I am off to Berkeley next week, so I’m catching up a bit on all those lingering things I haven’t quite finished -- in addition to the lectures, that is. And in addition to doing Any Questions on Friday night. (You can Listen Again here – and tell me what you think, please.)
Anyway, the controversy of the moment is one of those extended warranties, which we took out about a year ago on the son’s iPod, when we bought it from John Lewis (against whom, let me say, I have no grudge at all). Everyone said that iPods were always going wrong so, unlike for fridges or televisions. So the three year insurance from Landmark Insurers (who now seem to be calling themselves AIG) seemed a good idea.
Indeed the blasted thing did go wrong. So a month ago we had it collected for mending. It should take, the insurers said, about 5 days. Sounded fine. But a week or so ago we realised that no mended iPod had been returned. So we rang again to find out what was going on.
Don’t get your hopes up.
The insurers put us onto the repairers themselves who (finding it under a sheaf of paper it seemed) said that all the other iPods they had been sent had been mended, so they would be doing ours next. Not exactly encouraging, but at least the end seemed to be in sight.

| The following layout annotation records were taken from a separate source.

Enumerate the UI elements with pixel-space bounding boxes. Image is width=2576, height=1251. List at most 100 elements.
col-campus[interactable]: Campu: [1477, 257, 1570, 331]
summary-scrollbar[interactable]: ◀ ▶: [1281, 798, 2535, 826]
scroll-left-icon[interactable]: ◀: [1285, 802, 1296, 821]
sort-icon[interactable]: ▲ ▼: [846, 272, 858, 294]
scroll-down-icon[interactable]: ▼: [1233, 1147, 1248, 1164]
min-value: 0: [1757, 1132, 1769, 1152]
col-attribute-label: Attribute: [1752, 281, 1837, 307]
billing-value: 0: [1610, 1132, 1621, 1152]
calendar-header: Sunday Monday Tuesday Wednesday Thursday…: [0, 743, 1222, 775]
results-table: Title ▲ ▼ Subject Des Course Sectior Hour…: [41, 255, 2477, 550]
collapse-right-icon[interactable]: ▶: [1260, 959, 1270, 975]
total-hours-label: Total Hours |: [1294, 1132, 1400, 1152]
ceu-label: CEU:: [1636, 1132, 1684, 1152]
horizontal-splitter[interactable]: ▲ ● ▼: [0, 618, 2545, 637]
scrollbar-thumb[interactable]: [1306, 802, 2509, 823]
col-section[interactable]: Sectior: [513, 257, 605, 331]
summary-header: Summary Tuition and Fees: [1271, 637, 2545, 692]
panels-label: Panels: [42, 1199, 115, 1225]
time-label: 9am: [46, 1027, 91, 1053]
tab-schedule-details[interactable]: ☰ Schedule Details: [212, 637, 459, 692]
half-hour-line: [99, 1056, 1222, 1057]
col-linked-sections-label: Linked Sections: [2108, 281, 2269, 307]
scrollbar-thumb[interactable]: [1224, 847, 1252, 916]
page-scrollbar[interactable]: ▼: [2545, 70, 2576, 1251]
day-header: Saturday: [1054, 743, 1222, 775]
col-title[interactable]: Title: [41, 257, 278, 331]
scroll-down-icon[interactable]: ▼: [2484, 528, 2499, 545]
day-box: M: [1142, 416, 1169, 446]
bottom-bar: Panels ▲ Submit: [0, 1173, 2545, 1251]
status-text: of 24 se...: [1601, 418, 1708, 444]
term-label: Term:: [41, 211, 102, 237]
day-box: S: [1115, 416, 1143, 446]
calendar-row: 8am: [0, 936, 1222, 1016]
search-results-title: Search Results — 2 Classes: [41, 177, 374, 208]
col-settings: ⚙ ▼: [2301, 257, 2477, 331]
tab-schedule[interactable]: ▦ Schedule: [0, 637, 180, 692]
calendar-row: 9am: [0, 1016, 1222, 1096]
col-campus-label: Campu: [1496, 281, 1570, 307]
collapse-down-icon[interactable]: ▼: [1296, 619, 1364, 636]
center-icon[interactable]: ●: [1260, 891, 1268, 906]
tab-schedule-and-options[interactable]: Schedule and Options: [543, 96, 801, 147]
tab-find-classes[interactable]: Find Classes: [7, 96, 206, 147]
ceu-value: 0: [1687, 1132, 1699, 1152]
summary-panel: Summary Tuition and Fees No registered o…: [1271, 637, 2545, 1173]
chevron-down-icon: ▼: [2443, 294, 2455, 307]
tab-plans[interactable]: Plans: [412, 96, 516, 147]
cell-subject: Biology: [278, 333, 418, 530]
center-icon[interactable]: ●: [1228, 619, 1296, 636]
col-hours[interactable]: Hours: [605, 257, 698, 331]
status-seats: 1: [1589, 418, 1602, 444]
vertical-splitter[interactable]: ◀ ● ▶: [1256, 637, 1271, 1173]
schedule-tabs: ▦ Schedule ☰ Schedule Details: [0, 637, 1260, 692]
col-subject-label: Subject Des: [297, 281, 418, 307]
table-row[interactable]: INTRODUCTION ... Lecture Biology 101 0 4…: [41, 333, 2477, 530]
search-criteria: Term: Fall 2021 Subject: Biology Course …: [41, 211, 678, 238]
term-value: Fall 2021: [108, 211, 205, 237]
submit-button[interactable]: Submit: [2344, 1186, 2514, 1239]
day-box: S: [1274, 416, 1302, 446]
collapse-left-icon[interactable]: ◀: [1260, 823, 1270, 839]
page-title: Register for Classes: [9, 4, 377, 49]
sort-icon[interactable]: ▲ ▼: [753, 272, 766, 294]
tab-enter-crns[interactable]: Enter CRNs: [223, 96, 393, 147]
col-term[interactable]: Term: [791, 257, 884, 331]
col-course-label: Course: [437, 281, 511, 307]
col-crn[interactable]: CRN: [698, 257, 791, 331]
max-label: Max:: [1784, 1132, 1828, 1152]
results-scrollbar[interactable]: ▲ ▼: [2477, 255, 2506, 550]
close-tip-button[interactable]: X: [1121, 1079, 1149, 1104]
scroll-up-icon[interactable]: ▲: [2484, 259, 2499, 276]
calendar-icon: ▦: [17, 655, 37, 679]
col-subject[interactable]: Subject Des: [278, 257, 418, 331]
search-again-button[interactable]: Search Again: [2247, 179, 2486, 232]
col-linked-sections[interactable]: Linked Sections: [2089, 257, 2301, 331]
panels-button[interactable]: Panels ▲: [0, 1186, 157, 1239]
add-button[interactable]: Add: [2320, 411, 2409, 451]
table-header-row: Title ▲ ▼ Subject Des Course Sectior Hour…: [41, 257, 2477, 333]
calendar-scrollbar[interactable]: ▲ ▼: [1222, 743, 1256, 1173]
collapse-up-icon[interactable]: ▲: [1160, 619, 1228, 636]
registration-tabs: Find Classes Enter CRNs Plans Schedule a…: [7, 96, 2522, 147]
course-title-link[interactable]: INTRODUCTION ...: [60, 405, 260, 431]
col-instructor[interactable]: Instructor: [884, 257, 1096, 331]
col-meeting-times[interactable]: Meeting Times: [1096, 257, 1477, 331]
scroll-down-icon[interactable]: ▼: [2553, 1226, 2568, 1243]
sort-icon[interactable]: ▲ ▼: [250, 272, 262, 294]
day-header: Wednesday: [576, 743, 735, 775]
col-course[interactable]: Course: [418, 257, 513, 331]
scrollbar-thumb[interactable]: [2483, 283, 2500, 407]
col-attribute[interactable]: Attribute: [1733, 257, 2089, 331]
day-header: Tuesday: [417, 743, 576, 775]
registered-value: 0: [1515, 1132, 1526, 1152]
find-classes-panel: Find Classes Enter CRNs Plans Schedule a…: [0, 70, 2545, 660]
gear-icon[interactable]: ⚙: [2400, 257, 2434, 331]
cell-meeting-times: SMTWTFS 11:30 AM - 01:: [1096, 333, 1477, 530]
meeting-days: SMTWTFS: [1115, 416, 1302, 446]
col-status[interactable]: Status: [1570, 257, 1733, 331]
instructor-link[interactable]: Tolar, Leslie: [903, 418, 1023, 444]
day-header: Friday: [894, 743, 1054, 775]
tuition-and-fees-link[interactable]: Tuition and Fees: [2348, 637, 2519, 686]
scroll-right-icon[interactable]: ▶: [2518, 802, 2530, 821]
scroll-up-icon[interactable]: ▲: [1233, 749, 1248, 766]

Anyway the week or so passed, and still no iPod. So another call to the insurers. This time the woman on the line herself rang the repairers, who told her – guess what – that they were waiting for a part. Our response to this was that we had waited quite long enough already, so how about just sending a new one? We only do that, she replied, after you have waiting 28 days, and we haven’t quite got to that point.
At this point the pushy middle class ask to speak to the manager. But his story turned out to be even worse. No, he said, they never provide a new instrument if your old one is reparable, and – by the way – because Apple is a world wide organisation the spare parts take a very long time to come. If we weren’t happy with this, then we could call it a day and they would refund us the remaining term of our insurance premium.
At this point, I should confess that we had already bought our way out of trouble – that is, bought a new iPod, or more precisely two new iPods. The first one from Amazon gave up the ghost after a couple of weeks, so was sent back – and the second we acquired from the local Apple store (who do claim to have a new for old policy when things go wrong).
When we shared this piece of information with him, the insurance manager congratulated us and said that that was exactly what he would have done. After all, he said, you don’t want to be without your iPod.
When the insurance company man himself is recommending that you just buy a new one – then, I'm afraid, you know that their policy wasn’t worth it.